Is this defined?

A= $\dfrac{1}{p}$ , where p=x+10+ $\dfrac{25}{x}$ .

Minimum value of x+ $\dfrac{25}{x}$ is 10 (A.M.-G.M. inequality). So the minimum value of p is 20. Therefore the maximum value of A is $\dfrac{1}{20}$ when x=5

This problem is in the realm of calculus.

The maximum occurs at a value of $x$ where the value of first derivative of the function $x\to\frac{x}{(x+5)^2}$ is $0$ .

$\frac{\partial \frac{x}{(x+5)^2}}{\partial x}\Rightarrow \frac{1}{(x+5)^2}-\frac{2 x}{(x+5)^3}$

$\frac{1}{(x+5)^2}-\frac{2 x}{(x+5)^3} \Rightarrow (x+5)-2 x=0 \Rightarrow x=5$

$\frac{\partial ^2\frac{x}{(x+5)^2}}{\partial x\, \partial x} \Rightarrow \frac{6 x}{(x+5)^4}-\frac{4}{(x+5)^3}$ evaluated at $x=5$ is $-\frac{1}{1000}$ , of which the important fact is that the value is negative and therefore the extrema is a maximum. If it were positive, then it would be a minimum.
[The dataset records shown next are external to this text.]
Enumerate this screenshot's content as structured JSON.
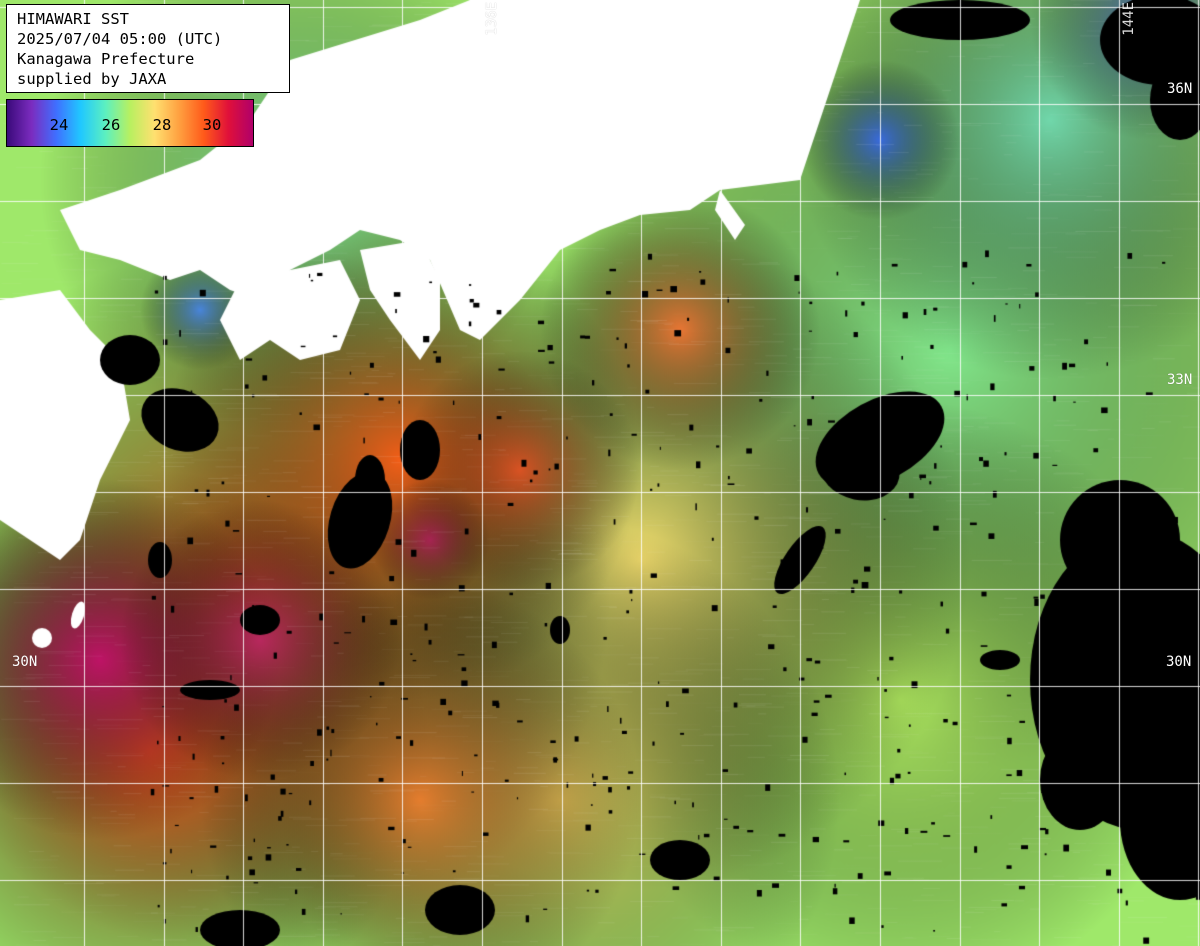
{
  "header": {
    "title": "HIMAWARI SST",
    "datetime": "2025/07/04 05:00 (UTC)",
    "region": "Kanagawa Prefecture",
    "credit": "supplied by JAXA"
  },
  "color_scale": {
    "ticks": [
      {
        "value": 24,
        "label": "24"
      },
      {
        "value": 26,
        "label": "26"
      },
      {
        "value": 28,
        "label": "28"
      },
      {
        "value": 30,
        "label": "30"
      }
    ],
    "colors": [
      "#3a0a7a",
      "#7b2cbf",
      "#3f6fff",
      "#20c8ff",
      "#5cf0c0",
      "#b8f060",
      "#ffe070",
      "#ffa040",
      "#ff5a1a",
      "#e0103a",
      "#b0006a"
    ]
  },
  "grid_labels": {
    "lat": [
      {
        "label": "36N",
        "value": 36
      },
      {
        "label": "33N",
        "value": 33
      },
      {
        "label": "30N",
        "value": 30
      }
    ],
    "lon": [
      {
        "label": "136E",
        "value": 136
      },
      {
        "label": "144E",
        "value": 144
      }
    ]
  },
  "colors": {
    "land": "#ffffff",
    "cloud_mask": "#000000",
    "gridline": "#ffffff"
  }
}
If zero, then is would be a "saddle", a level spot in the function.

To illustration the last point, $x\to x^3$ :

$\frac{\partial x^3}{\partial x} \Rightarrow 3x^2$ . That equation has a double root at $x=0$ . $\frac{\partial ^2x^3}{\partial x\, \partial x} \Rightarrow 6x$ evaluated at $x=0$ is also $0$ . This indicates a level spot.